Indeed, the Economist article recommends a similar way forward: "A new commitment to competition could be the source of optimism that America is desperately searching for. After all, it is only a healthy dollop of greed and a belief in a better future that prompts people to start from scratch and try to cross the moat that has been dug around corporate America."
All of this creates a bit of a conundrum for investors; what can be done with it? For starters, as economic conditions become more difficult, it becomes progressively more important to view them clearly rather than through rose-tinted glasses. As such, it is important to appreciate that a good portion of the unusually high profits of the last six years or so have been a fantasy and that those days are numbered. This isn't to say that there hasn't been some recovery or that nothing has gotten better; that's not true. But the notion that the economy is "fixed" or that corporate profits are going to remain on a permanently higher plateau is a fiction.

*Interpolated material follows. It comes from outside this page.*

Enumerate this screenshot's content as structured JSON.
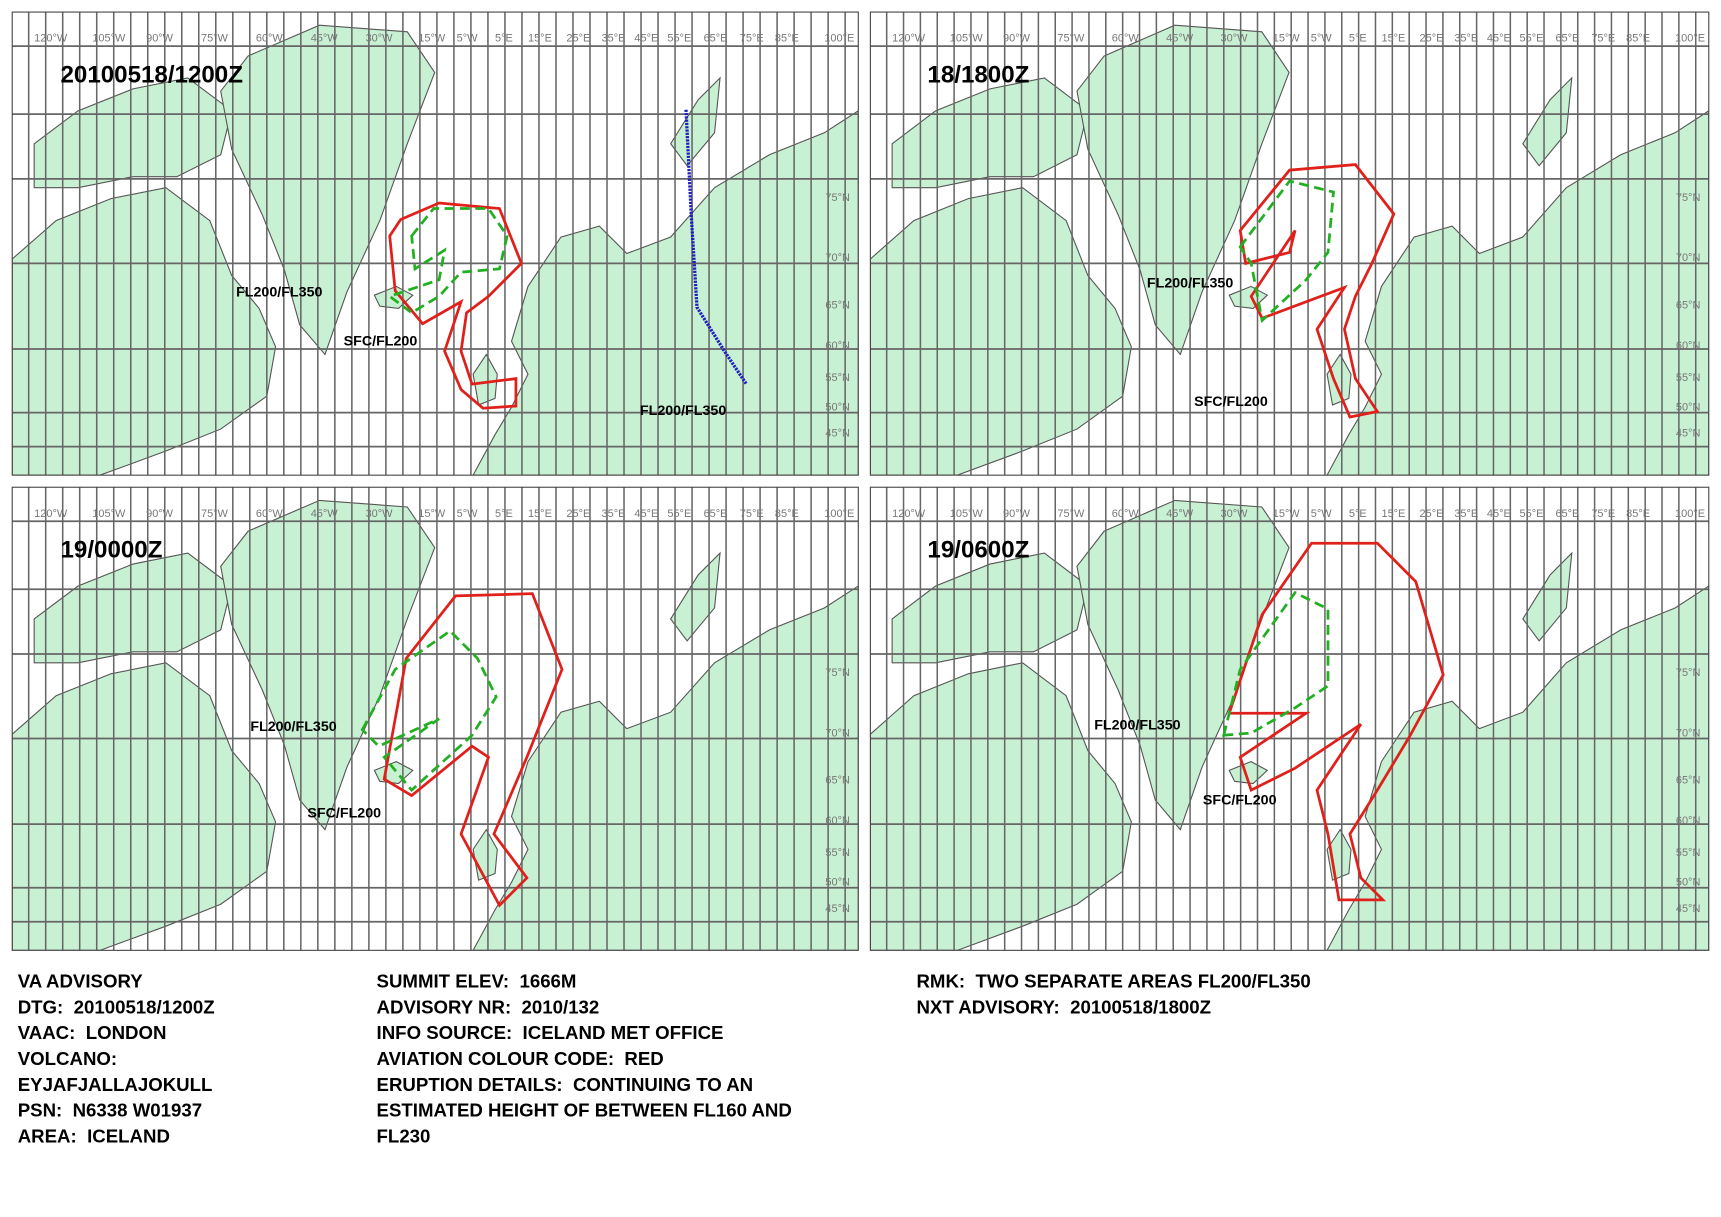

One person who is especially well placed to gauge the current "temperature" of economic conditions is David Golub, CEO of Golub Capital BDC. He noted in the April 26 edition of Grant's Interest Rate Observer that, "a theme we hear over and over is that margins are under pressure." He elaborated that, "They are under pressure for two reasons. One is wage pressure. The second in currency-related - either lower profits from abroad due to currency translation or increased competition from foreign suppliers who are getting the benefit from the strong dollar."

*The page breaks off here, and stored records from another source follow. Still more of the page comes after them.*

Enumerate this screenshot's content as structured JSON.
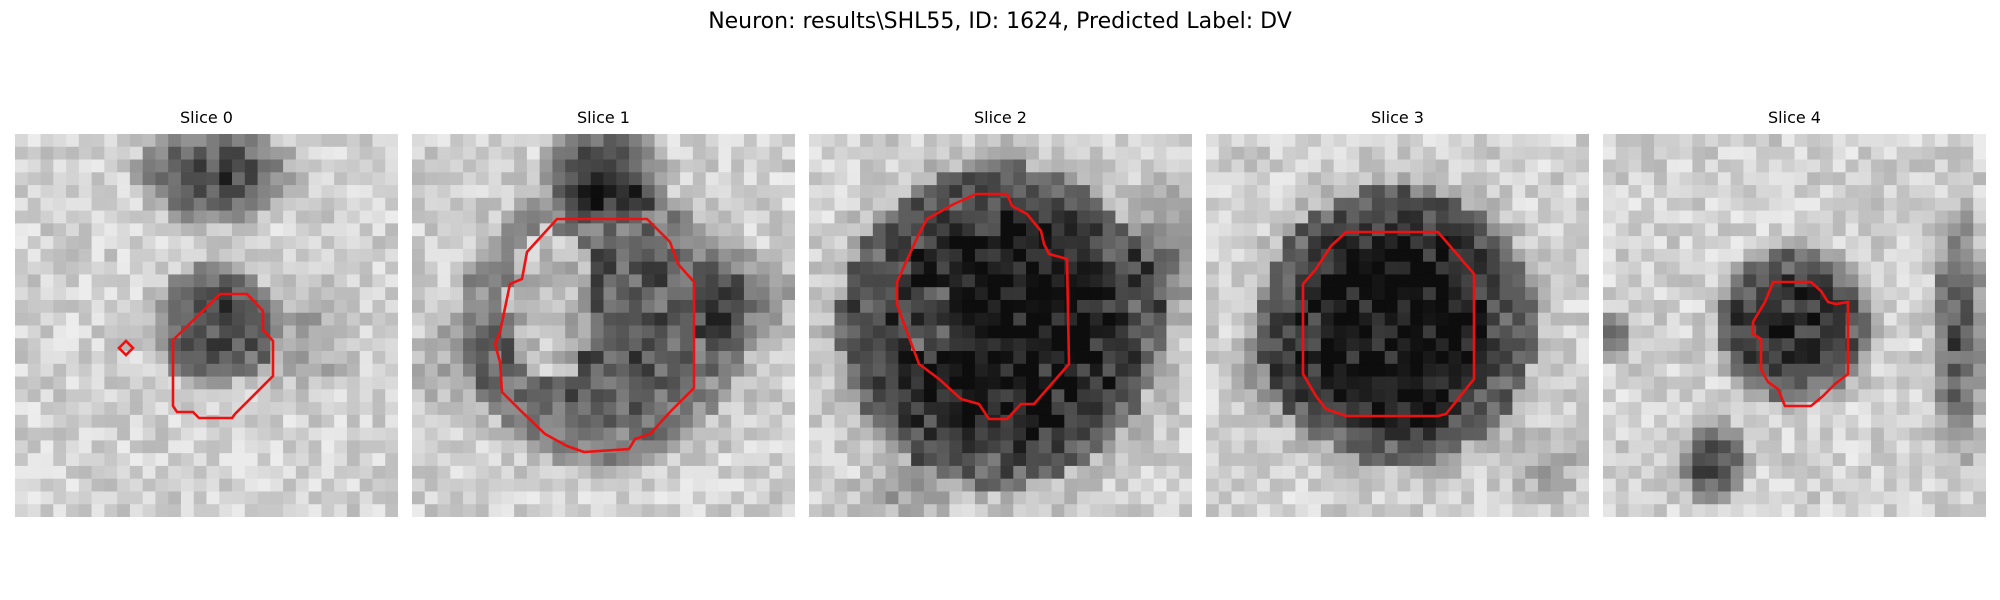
{
  "figure": {
    "title": "Neuron: results\\SHL55, ID: 1624, Predicted Label: DV"
  },
  "overlay_color": "#ee1111",
  "slices": [
    {
      "label": "Slice 0",
      "cell_level": 0.55,
      "cell_radius": 0.16,
      "cell_offset": [
        0.02,
        0.0
      ],
      "cell_ring_level": 0.62
    },
    {
      "label": "Slice 1",
      "cell_level": 0.5,
      "cell_radius": 0.37,
      "cell_offset": [
        0.0,
        0.0
      ],
      "cell_ring_level": 0.65
    },
    {
      "label": "Slice 2",
      "cell_level": 0.8,
      "cell_radius": 0.42,
      "cell_offset": [
        0.0,
        0.0
      ],
      "cell_ring_level": 0.6
    },
    {
      "label": "Slice 3",
      "cell_level": 0.8,
      "cell_radius": 0.36,
      "cell_offset": [
        0.0,
        0.0
      ],
      "cell_ring_level": 0.55
    },
    {
      "label": "Slice 4",
      "cell_level": 0.7,
      "cell_radius": 0.2,
      "cell_offset": [
        0.0,
        0.0
      ],
      "cell_ring_level": 0.45
    }
  ]
}
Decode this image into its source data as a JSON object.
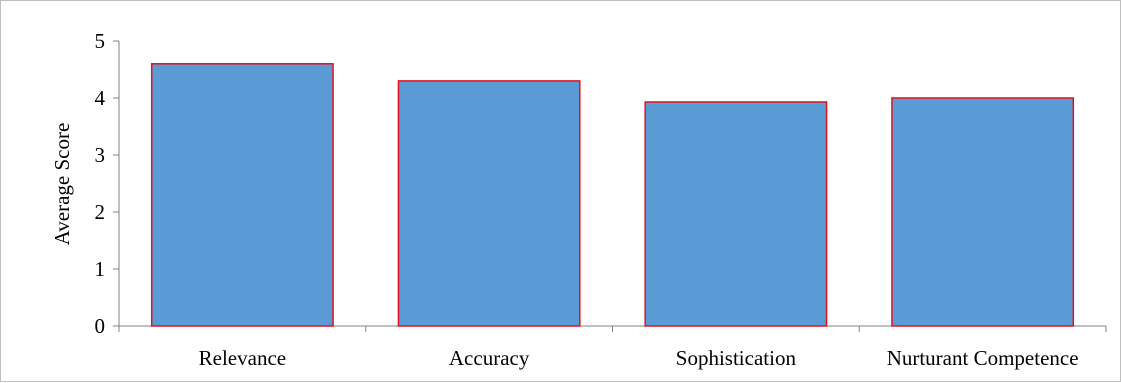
{
  "chart_data": {
    "type": "bar",
    "title": "",
    "xlabel": "",
    "ylabel": "Average Score",
    "categories": [
      "Relevance",
      "Accuracy",
      "Sophistication",
      "Nurturant Competence"
    ],
    "values": [
      4.6,
      4.3,
      3.93,
      4.0
    ],
    "ylim": [
      0,
      5
    ],
    "yticks": [
      0,
      1,
      2,
      3,
      4,
      5
    ],
    "grid": false,
    "legend": "none",
    "colors": {
      "bar_fill": "#5b9bd5",
      "bar_stroke": "#e3101e",
      "axis": "#808080",
      "frame": "#bfbfbf"
    }
  }
}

Golub's assessment highlights an upcoming challenge: It would be one thing for companies to confront burgeoning economic headwinds well prepared, but that doesn't seem to be the case. Instead of saving up some its record high profits for a rainy day, corporate America seems to have been doing just the opposite. Over the last year for example, S&P 500 companies increased total debt by 1.3% while reducing net capital spending by 1.8%. While these aren't huge numbers, both are in the wrong direction. Further, debt is outpacing cash flow by the most on record according to an analysis by SocGen and posted on zerohedge [here]. If anything, companies seem to be cannibalizing future growth in order to keep the good times rolling just a bit longer.
This analysis can also help investors evaluate and handicap the consequences of public policy that has come to dominate markets. The growing body of evidence suggests that persistent intervention is not only not helpful, but is actually counterproductive. Not only do persistently high profits disproportionately benefit incumbents, they also hinder real recovery by reducing the rewards to entrepreneurship and impeding the process of creative destruction.
Warren Buffett once advised that, “The most important thing to do if you find yourself in a hole is to stop digging.” As growth begins to slow and most policy tools are used up, it is an imponderable question as to whether public officials will "stop digging" or not. It may not matter, however. As their efforts to boost profits increasingly undermine sustainable growth by rooting out competition, so too do their actions become increasingly disconnected with the original mandate to change things for the better. In the context of progressively louder calls for change, these positions will become increasingly untenable.
In short, investors should start paying less attention to what public officials intend to do and more to what they are likely to be able to do.